Barbara glanced at the clock, and saw with dismay that it was nine-thirty. It was the hour at which she repaired to the kitchen to interview Mrs. Rast about the food. She rose reluctantly; not only did she actively dislike Mrs. Rast, but she always felt that nine-thirty was a bad hour at which to order food—the worst hour in the day for that arduous and uncongenial task. At nine-thirty Barbara was glutted with bacon and eggs and drugged with coffee, and invariably felt as if she never wanted another mouthful of food in her life. She knew, of course (academically), that by lunchtime she would feel quite differently about the matter, and would welcome a succulent meal cooked to perfection by Mrs. Rast—nay, she would even be annoyed if it were not forthcoming—but she could not really and truly believe it.
Barbara had never done any housekeeping before she was married. In the old days at Tanglewood Cottage she had left the food question entirely to Dorcas. Dorcas had ordered what was required, and had fed Barbara on boiled neck-of-mutton or stew, and milk puddings, with an occasional pie to vary the monotony, and Barbara had eaten it meekly. Food did not interest her in the least; it was a necessity, not a pleasure (indeed it was not until she was married that Barbara realized it was possible to be interested in what you ate), but Arthur, though by no means a glutton, liked his food, and liked it to be of good quality, well cooked, and of reasonable variety. Barbara found it difficult.
It was impossible to continue to leave the food question to Dorcas—for Dorcas had now become a maid—and, as
such, had nothing whatever to do with food—Mrs. Rast would not have stood it, and Arthur would never have eaten such meals as Dorcas chose.
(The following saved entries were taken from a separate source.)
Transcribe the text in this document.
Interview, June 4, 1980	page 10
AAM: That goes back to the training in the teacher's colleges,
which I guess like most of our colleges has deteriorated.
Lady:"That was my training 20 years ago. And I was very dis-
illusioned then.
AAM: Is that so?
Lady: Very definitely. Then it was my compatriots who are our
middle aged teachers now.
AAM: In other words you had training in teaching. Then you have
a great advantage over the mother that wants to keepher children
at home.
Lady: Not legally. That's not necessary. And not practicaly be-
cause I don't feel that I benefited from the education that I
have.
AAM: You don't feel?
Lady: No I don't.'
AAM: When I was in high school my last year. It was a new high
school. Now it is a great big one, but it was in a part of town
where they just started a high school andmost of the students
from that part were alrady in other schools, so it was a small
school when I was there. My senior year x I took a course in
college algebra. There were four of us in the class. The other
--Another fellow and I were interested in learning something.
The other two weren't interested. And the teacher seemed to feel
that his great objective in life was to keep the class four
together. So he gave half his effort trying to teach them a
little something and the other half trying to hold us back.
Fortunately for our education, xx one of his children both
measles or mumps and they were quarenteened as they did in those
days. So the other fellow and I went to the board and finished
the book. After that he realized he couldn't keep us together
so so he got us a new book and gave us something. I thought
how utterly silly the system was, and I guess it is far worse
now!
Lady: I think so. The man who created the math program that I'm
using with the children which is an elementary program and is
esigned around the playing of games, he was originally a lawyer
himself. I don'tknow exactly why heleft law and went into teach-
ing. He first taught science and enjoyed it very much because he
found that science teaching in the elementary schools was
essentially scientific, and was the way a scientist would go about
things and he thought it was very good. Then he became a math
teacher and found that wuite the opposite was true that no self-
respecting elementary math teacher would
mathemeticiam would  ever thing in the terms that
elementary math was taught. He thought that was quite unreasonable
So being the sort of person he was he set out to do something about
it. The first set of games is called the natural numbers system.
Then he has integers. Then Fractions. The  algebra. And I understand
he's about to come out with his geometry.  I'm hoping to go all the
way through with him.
This being so, Barbara was forced to take an interest in food and, moreover, forced to take an interest in food at nine-thirty a.m., when she was full to the brim with a solid mass of breakfast, and in no condition to exercise her selective faculties.
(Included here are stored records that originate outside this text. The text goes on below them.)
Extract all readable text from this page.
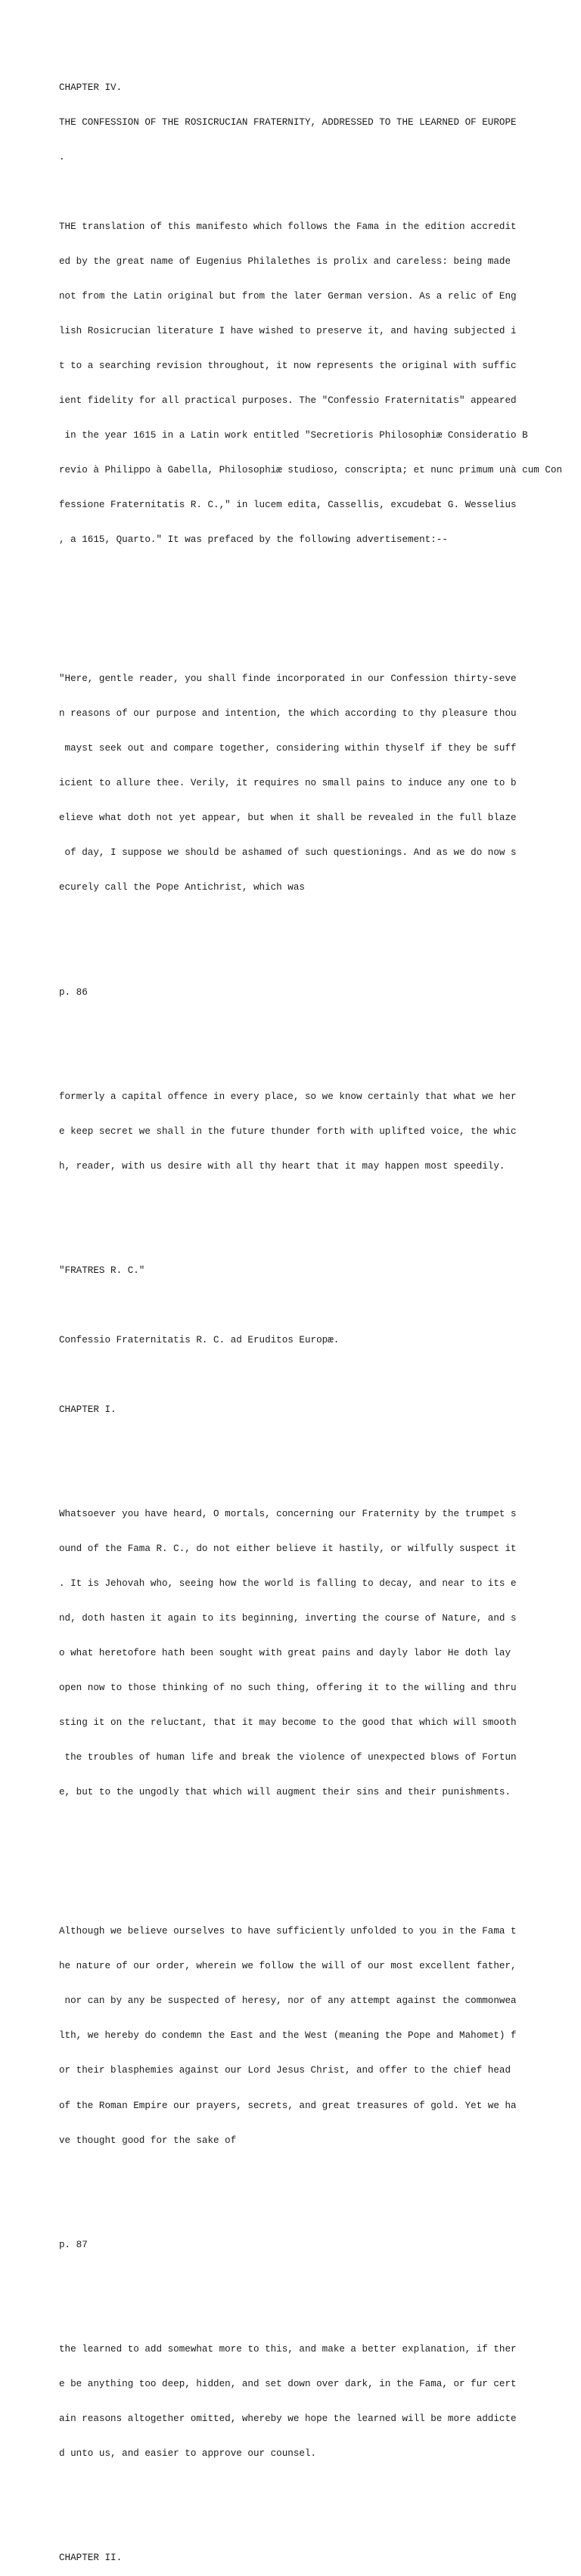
CHAPTER IV.

THE CONFESSION OF THE ROSICRUCIAN FRATERNITY, ADDRESSED TO THE LEARNED OF EUROPE

.

THE translation of this manifesto which follows the Fama in the edition accredit

ed by the great name of Eugenius Philalethes is prolix and careless: being made

not from the Latin original but from the later German version. As a relic of Eng

lish Rosicrucian literature I have wished to preserve it, and having subjected i

t to a searching revision throughout, it now represents the original with suffic

ient fidelity for all practical purposes. The "Confessio Fraternitatis" appeared

in the year 1615 in a Latin work entitled "Secretioris Philosophiæ Consideratio B

revio à Philippo à Gabella, Philosophiæ studioso, conscripta; et nunc primum unà cum Con

fessione Fraternitatis R. C.," in lucem edita, Cassellis, excudebat G. Wesselius

, a 1615, Quarto." It was prefaced by the following advertisement:--

"Here, gentle reader, you shall finde incorporated in our Confession thirty-seve

n reasons of our purpose and intention, the which according to thy pleasure thou

mayst seek out and compare together, considering within thyself if they be suff

icient to allure thee. Verily, it requires no small pains to induce any one to b

elieve what doth not yet appear, but when it shall be revealed in the full blaze

of day, I suppose we should be ashamed of such questionings. And as we do now s

ecurely call the Pope Antichrist, which was

p. 86

formerly a capital offence in every place, so we know certainly that what we her

e keep secret we shall in the future thunder forth with uplifted voice, the whic

h, reader, with us desire with all thy heart that it may happen most speedily.

"FRATRES R. C."

Confessio Fraternitatis R. C. ad Eruditos Europæ.

CHAPTER I.

Whatsoever you have heard, O mortals, concerning our Fraternity by the trumpet s

ound of the Fama R. C., do not either believe it hastily, or wilfully suspect it

. It is Jehovah who, seeing how the world is falling to decay, and near to its e

nd, doth hasten it again to its beginning, inverting the course of Nature, and s

o what heretofore hath been sought with great pains and dayly labor He doth lay

open now to those thinking of no such thing, offering it to the willing and thru

sting it on the reluctant, that it may become to the good that which will smooth

the troubles of human life and break the violence of unexpected blows of Fortun

e, but to the ungodly that which will augment their sins and their punishments.

Although we believe ourselves to have sufficiently unfolded to you in the Fama t

he nature of our order, wherein we follow the will of our most excellent father,

nor can by any be suspected of heresy, nor of any attempt against the commonwea

lth, we hereby do condemn the East and the West (meaning the Pope and Mahomet) f

or their blasphemies against our Lord Jesus Christ, and offer to the chief head

of the Roman Empire our prayers, secrets, and great treasures of gold. Yet we ha

ve thought good for the sake of

p. 87

the learned to add somewhat more to this, and make a better explanation, if ther

e be anything too deep, hidden, and set down over dark, in the Fama, or fur cert

ain reasons altogether omitted, whereby we hope the learned will be more addicte

d unto us, and easier to approve our counsel.

CHAPTER II.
Mrs. Rast was no help; she took a delight in being no help to Barbara. For years Mrs. Rast had run the house, ordered everything, and fed Mr. Abbott as a gentleman should be fed, but now that he had gotten married she knew her place. (Let the new wife arrange the meals—he’d soon see the difference—said Mrs. Rast darkly.) Every morning she stood and looked at Barbara with her head on one side and her arms folded across her thin chest and said, “Yes, madame,” “No, madame,” or “I really couldn’t say, madame. Just as you like, of course,” while Barbara gazed at her, and tried vainly and desperately to think of something that Arthur would like to eat, and wondered whether Mrs. Rast knew how disagreeable she looked, and whether it was any pleasure to her to look like that.
It was not only to her new mistress that Mrs. Rast was disagreeable; she was disagreeable to everyone. She quarreled with everyone; she fought with her husband week in and week out. Sometimes for days at a time this extraordinary couple was not on speaking terms with each other, and, when this happened, they communicated with each other by writing. Barbara had come across the slate which they used during hostilities, and had read the curt message written upon it in Rast’s niggling hand “She Wants Tea at Four.” Arthur was aware of all this; he had had the Rasts for years and had found them excellent servants. He laughed at their peculiarities—but Barbara couldn’t laugh. To Barbara there was something very horrible about it, and she felt that the bad feelings harbored by the Rasts lay like a cloud upon the house. (It was the only cloud that marred the clear sky of her married life.) She would look at Rast, as he handed her the vegetables, and mark his tight lips, the streaks of ill-temper engraved from nose to chin, and the deep wrinkle between his narrow-placed eyes, and she would think, with a little shudder: there’s hatred in that man, and deceit and cruelty—all sorts of slimy things—and Mrs. Rast is worse. Sometimes she felt as if the Rasts had filled the house with a miasma of wickedness, and would be impelled to rush to the windows and throw them wide open to let in the fresh air.